Place of Birth: Kinmen


Did You Know That…?

Lee Ching-hai was the recipient of the 3rd Kinmen Cultural Awards in 2019. In 2022, he was recognized by the Ministry of Culture (MOC) as a preserver of important cultural heritage (stucco and plasterwork technique). 



Lee Ching-hai is a master in stucco work. When he was 20 years old, he met his mentor Lee Si-ruei (李錫蚋) from Kinmen, and learned traditional construction methods. Then, he participated in various projects, including the construction and maintenance of temples and traditional houses.

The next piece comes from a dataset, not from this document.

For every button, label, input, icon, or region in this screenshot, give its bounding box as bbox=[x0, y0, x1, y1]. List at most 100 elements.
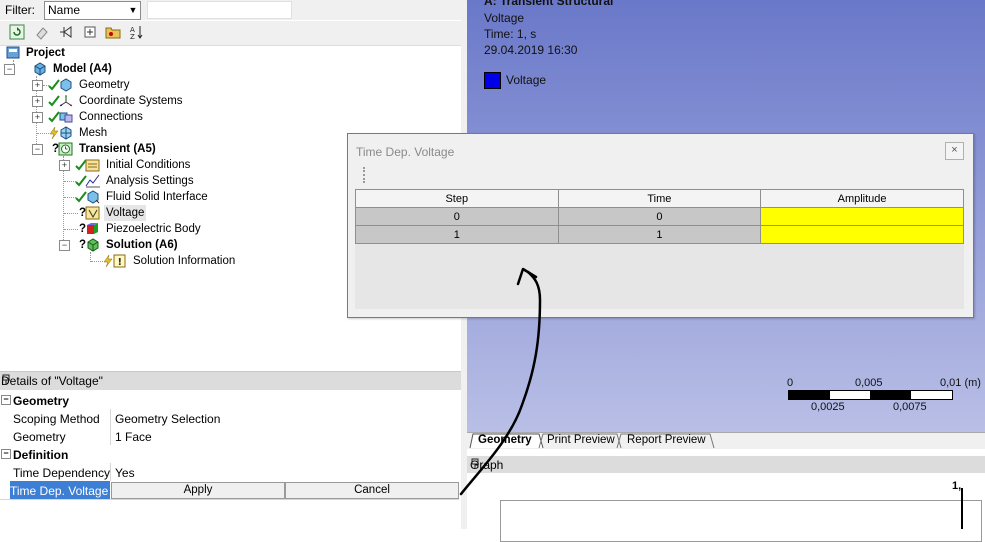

Along the way, he picked up several traditional techniques such as the methods of making “swallowtail ridges (燕尾脊)” and “horsebacks (馬背).” Later, he struck out on his own and took charge of monument restoration projects, including the cases of Shanhou Folk Culture Village (山后民俗村), Zhuzi Shrine (朱子祠), and Shuangli Temple (雙鯉古地廟), covering almost all of the traditional houses in Kinmen.

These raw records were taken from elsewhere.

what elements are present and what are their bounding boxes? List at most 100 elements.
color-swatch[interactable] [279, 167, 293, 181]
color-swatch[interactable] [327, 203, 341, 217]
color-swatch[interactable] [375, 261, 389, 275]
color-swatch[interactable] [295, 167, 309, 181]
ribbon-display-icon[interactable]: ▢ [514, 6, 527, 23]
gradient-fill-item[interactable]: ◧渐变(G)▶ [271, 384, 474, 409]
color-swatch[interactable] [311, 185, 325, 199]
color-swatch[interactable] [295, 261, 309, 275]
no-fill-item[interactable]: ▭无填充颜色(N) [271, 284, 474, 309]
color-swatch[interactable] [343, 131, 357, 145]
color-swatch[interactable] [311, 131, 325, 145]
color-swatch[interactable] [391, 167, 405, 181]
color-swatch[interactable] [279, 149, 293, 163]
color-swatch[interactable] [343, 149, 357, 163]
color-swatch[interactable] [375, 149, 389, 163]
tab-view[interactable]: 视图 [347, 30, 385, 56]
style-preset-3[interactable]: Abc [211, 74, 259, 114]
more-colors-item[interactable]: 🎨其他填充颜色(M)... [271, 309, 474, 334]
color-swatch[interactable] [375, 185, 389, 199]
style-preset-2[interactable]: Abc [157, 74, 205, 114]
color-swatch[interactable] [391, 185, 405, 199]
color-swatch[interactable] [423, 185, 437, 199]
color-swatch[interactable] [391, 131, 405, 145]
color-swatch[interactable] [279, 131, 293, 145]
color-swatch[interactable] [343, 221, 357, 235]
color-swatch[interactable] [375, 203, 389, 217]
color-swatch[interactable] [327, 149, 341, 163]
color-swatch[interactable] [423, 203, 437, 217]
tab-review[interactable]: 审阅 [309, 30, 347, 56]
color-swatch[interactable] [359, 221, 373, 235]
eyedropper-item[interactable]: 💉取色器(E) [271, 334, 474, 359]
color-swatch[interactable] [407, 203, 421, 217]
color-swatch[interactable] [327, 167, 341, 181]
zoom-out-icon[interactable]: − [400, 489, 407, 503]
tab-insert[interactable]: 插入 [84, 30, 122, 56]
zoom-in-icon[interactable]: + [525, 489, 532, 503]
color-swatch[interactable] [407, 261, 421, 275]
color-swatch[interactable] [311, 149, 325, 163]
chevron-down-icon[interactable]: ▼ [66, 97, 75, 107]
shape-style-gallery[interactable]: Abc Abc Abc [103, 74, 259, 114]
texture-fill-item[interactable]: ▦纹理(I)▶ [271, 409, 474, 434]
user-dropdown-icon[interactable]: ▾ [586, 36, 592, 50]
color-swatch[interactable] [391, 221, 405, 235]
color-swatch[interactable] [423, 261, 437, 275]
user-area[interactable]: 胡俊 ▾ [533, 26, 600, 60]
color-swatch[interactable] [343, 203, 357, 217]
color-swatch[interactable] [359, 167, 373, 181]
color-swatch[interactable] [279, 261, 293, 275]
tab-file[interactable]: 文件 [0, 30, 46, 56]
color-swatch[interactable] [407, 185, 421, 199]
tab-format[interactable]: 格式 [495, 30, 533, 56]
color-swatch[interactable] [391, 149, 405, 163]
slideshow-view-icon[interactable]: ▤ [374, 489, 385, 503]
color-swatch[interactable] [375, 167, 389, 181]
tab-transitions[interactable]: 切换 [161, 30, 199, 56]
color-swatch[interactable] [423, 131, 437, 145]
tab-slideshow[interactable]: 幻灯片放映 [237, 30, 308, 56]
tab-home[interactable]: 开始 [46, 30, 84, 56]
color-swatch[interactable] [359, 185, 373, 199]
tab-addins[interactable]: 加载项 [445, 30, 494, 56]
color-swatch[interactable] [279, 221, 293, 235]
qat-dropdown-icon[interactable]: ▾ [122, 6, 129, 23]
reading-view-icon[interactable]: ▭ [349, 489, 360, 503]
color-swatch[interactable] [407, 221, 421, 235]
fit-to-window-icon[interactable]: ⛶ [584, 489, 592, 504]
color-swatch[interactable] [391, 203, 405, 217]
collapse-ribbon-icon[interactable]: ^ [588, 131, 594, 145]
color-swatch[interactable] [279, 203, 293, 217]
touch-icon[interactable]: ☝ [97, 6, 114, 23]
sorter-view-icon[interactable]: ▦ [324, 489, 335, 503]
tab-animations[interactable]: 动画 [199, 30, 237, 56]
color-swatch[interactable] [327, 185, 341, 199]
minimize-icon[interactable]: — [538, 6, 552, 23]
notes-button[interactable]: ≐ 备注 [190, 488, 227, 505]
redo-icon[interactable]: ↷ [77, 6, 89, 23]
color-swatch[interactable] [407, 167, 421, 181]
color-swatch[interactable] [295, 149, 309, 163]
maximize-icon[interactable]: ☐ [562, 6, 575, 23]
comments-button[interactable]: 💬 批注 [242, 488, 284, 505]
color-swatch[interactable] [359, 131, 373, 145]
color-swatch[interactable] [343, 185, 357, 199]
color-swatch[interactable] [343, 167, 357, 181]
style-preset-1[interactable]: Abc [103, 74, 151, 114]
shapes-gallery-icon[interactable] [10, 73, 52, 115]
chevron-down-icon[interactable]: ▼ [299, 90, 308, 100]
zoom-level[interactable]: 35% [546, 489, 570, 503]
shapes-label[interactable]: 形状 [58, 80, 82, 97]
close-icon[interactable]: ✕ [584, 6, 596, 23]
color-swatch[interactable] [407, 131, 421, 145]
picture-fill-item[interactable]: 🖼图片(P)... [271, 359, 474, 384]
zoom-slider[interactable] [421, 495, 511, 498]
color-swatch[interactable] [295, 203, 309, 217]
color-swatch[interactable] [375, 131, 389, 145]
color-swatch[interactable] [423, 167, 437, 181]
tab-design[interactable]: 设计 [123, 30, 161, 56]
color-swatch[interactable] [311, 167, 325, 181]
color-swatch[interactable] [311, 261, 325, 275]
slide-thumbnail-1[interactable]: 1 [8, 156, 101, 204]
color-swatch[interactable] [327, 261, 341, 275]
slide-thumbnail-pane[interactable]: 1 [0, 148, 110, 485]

Lee is known for making roof ridges. By creating smooth curves on the ridges and forming swallowtails at the end of the roofs, he skillfully demonstrates the architectural aesthetics of Tong’an District (同安) across the Taiwan Strait. He is now one of the most important craftsmen in the restoration of monuments in the Kinmen area. In 2023, he was verified by the MOC as a preserver of important cultural heritage, also known as the “National Living Treasure.”


In 1991, Lee’s two sons returned to Kinmen successively after completing their studies and joined his team. For Lee, having his sons working together with him and continuing his legacy is the most delightful thing. 


Invited by the MOC and the Cultural Affairs Bureau of Kinmen County, Lee was appointed to teach at the China University of Technology (中國科技大學) and conduct seminars on the restoration techniques of traditional buildings in Kinmen. He also served as a monument examination committee member for the MOC and the Kinmen National Park, providing practical advice and guidance. He has taken on 12 students as apprentices, the only group of apprentices he has ever mentored, hoping that the techniques he possesses will be passed on to future generations.